NanoBiT-miniG recruitment assay

Plasmid transfection was performed in a 6-well plate with a mixture of 500 ng NES-LgBiT-miniGi1-encoding plasmid, whose linker length between LgBiT and miniGi1 was extended to 15-amino acids from the original construct46,47, and varying amount of C-terminally SmBiT-fused MOR plasmid (with the N-terminal hemagglutinin signal sequence, followed the FLAG epitope tag and a 15-amino-acid flexible linker). After 1-day culture, the transfected cells were harvested with 1 mL of 0.53 mM EDTA-containing D-PBS, followed by addition of 2 mL the HEPES-containing HBSS. The cells were centrifuged at 190 g for 5 min and resuspended in 2 mL of the 0.01% BSA- and 5 mM HEPES (pH 7.4)-containing HBSS (assay buffer). The cell suspension was seeded in a 96-well culture white plate (Greiner Bio-One) at a volume of 80 µl (per well hereafter) and loaded with 20 µl of 50 µM coelenterazine (Carbosynth) solution diluted in the assay buffer.
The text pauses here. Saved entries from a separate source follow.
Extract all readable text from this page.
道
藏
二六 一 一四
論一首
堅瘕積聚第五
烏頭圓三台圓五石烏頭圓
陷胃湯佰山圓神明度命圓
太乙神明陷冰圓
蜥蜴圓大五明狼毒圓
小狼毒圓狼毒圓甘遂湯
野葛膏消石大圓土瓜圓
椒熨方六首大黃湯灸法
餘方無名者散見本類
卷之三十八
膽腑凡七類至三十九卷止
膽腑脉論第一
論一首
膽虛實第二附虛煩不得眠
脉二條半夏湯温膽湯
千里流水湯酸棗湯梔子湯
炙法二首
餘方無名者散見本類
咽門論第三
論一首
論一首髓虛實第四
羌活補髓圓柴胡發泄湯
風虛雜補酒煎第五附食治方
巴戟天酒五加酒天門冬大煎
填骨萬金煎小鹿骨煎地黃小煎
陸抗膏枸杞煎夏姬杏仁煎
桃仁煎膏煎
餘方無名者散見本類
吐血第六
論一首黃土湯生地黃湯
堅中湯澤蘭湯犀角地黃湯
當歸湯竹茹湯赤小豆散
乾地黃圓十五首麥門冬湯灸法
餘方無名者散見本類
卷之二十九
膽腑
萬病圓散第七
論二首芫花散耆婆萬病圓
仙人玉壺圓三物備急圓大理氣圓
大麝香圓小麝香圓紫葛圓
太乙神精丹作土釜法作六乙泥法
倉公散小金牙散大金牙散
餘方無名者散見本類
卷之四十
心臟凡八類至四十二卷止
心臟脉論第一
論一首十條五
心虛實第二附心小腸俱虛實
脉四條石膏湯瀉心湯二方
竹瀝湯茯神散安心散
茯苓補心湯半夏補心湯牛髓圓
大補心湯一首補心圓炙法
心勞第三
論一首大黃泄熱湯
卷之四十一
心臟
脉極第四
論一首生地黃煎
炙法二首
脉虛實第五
After 2-hour incubation with coelenterazine at room temperature, MetEnk (6 µM, diluted in the assay buffer) was manually added to the cells (20 µl). Luminescent signals were measured every 40 seconds after ligand addition and average luminescent values of 10–15 min were plotted.

Statistics and reproducibility

For GloSensor cAMP assay and TGFα shedding assay, three independent experiments were performed in duplicate and triplicate, respectively. For quantitative RT-PCR analysis, three independent experiments were performed in duplicate. Symbols and error bars represent mean values and SEM of indicated numbers of independent experiments, respectively. Concentration–response curves were fitted to all data by the Nonlinear Regression: Variable slope (four parameter) in the Prism 9 with a constraint of the Hill Slope of absolute value less than two. For multiple comparison analysis, we tested statistical significance by two-way ANOVA, followed by the indicated post hoc test using Prism 9.

Reporting summary

Further information on research design is available in the Nature Portfolio Reporting Summary linked to this article.